Irgendwo war ich falsch abgebogen und fand mich irgendwann, weil ich abkürzen wollte, auf Nebenstraßen von Nebenstraßen wieder. Nach den endlosen, menschenleeren Weiten in Gelb-Braun-Grün war die Fahrt durch die Appalachen die reinste Achterbahnfahrt, na ja, vielleicht auch eine Geisterbahnfahrt, wenn ich an die Typen in den Diners, Tankstellen und Cafés denke. In der letzten Nacht vor New York haben wir dann in einem Motel übernachtet, damit wir wenigstens sauber geduscht in der Stadt ankamen. Ich war ja der einzige, der in den vergangenen Tagen Wasserberührung gehabt hatte, und das nur wegen dieser Folge-dem-Rabbi-Geschichte.

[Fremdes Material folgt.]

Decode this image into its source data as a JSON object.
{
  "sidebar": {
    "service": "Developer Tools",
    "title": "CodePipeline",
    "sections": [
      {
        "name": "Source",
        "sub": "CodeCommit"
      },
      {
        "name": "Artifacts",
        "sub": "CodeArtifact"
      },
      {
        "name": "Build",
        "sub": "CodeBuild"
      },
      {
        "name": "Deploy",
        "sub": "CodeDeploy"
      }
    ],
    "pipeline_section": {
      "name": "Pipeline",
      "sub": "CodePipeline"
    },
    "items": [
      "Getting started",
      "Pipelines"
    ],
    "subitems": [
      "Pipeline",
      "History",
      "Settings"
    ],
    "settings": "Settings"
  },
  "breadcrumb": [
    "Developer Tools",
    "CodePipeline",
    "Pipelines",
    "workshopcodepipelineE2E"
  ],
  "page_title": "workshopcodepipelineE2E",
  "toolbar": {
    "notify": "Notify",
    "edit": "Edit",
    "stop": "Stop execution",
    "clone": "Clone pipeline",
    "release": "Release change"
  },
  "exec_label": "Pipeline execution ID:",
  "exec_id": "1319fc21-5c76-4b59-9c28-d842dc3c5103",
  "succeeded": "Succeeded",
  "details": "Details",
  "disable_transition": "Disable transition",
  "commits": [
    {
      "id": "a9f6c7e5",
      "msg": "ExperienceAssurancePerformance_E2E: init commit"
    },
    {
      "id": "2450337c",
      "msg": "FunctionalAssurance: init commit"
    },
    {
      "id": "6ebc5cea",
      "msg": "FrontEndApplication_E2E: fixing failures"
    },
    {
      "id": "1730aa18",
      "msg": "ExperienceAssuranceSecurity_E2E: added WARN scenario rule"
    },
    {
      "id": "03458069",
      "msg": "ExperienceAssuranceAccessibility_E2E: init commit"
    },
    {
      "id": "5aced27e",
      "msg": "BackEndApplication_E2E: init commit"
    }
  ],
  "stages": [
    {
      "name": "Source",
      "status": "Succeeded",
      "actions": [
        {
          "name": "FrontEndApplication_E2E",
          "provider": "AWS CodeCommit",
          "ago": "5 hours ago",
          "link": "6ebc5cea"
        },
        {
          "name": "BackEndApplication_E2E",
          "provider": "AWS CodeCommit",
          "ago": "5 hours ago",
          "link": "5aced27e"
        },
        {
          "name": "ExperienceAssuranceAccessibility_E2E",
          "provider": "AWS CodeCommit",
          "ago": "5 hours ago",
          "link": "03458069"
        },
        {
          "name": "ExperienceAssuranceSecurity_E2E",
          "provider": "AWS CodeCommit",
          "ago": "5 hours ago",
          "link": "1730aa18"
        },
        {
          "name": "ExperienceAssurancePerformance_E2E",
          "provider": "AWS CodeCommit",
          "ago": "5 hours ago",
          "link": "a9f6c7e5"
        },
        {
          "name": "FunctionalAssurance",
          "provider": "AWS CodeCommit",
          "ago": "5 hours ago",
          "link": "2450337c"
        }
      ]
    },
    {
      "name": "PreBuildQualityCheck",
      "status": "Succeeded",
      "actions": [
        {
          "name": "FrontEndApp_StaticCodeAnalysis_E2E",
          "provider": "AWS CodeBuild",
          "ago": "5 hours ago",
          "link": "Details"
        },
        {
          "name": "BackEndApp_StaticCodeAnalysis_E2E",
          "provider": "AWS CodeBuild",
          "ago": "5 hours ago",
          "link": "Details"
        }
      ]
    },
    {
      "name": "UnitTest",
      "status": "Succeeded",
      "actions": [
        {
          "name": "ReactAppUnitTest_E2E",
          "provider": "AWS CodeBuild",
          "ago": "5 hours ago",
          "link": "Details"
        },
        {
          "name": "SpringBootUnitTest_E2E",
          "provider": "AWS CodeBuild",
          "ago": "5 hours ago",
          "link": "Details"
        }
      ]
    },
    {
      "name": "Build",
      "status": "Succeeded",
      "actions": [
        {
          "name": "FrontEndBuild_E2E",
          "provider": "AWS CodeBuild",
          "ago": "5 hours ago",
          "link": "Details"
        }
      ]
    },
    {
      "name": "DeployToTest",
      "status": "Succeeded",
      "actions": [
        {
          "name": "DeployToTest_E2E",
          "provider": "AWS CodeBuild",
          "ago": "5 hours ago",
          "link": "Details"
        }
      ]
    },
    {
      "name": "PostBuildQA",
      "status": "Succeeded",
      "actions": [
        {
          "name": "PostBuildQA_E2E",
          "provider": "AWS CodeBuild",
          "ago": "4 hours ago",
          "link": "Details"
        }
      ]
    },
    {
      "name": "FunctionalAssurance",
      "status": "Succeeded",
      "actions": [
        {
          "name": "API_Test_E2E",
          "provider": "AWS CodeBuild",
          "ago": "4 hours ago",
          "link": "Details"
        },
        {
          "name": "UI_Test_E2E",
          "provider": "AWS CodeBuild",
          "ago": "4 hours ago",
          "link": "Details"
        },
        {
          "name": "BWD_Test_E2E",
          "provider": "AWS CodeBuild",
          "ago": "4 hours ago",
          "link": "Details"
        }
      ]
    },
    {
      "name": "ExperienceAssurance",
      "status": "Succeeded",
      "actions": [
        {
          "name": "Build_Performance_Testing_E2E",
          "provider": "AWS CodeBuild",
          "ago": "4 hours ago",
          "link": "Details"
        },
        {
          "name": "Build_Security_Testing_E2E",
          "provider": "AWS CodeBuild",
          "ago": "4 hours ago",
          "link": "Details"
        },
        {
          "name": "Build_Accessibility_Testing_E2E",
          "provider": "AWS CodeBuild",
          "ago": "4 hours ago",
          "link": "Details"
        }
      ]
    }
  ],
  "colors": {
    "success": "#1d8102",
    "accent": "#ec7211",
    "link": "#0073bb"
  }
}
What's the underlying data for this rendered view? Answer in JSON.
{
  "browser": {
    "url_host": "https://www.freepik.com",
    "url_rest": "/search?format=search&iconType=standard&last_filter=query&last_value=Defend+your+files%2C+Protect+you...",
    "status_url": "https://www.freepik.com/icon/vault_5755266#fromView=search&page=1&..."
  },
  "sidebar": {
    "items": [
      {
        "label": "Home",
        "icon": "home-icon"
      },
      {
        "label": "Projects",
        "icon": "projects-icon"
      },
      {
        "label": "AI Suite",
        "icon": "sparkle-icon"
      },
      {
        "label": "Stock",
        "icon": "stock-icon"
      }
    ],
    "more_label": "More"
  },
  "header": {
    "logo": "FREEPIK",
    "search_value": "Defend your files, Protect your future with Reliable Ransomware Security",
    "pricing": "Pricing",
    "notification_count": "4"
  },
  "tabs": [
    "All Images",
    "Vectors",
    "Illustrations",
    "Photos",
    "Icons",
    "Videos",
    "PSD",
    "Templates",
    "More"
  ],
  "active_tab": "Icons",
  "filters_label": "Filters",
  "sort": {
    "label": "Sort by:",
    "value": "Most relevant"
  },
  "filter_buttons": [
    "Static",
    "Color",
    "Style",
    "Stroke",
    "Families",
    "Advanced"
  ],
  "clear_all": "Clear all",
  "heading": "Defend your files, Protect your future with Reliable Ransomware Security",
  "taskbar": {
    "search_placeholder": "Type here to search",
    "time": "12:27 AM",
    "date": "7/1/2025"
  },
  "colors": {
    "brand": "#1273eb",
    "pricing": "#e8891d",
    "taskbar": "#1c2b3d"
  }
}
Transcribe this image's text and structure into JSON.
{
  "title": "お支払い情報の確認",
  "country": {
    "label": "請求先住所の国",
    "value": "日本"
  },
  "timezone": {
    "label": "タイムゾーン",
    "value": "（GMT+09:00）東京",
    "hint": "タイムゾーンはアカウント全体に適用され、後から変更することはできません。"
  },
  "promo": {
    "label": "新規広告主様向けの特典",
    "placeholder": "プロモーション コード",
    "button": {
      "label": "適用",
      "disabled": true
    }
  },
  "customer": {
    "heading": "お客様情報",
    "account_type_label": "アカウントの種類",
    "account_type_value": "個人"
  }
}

Das Motel in der Nähe von Hemlock Glen nannte sich Grandview Comfort Inn Suites, Grandview weil die riesigen alten Eiben, die ihre Zweige bis in die Fenster streckten und für 24/7 Dämmerung sorgten, den Ausblick auf das Zementwerk im Tal gnädig verbargen, Comfort, weil jedes Zimmer über einen Kunstledersessel unbestimmter Farbe verfügte, Inn, weil in der Anmeldung ein mannshoher Automat Käsesandwichs, Snickers und Root Beer bereithielt, und Suites, weil jedes Zimmer eine Verbindungstür zu den beiden Nachbarzimmern besaß, so dass man, wenn man bereit war, alle Zimmer zu buchen, eine Wohnfläche zur Verfügung hatte, die nahe an die der Präsidentensuite im Waldorf Astoria heranreichte.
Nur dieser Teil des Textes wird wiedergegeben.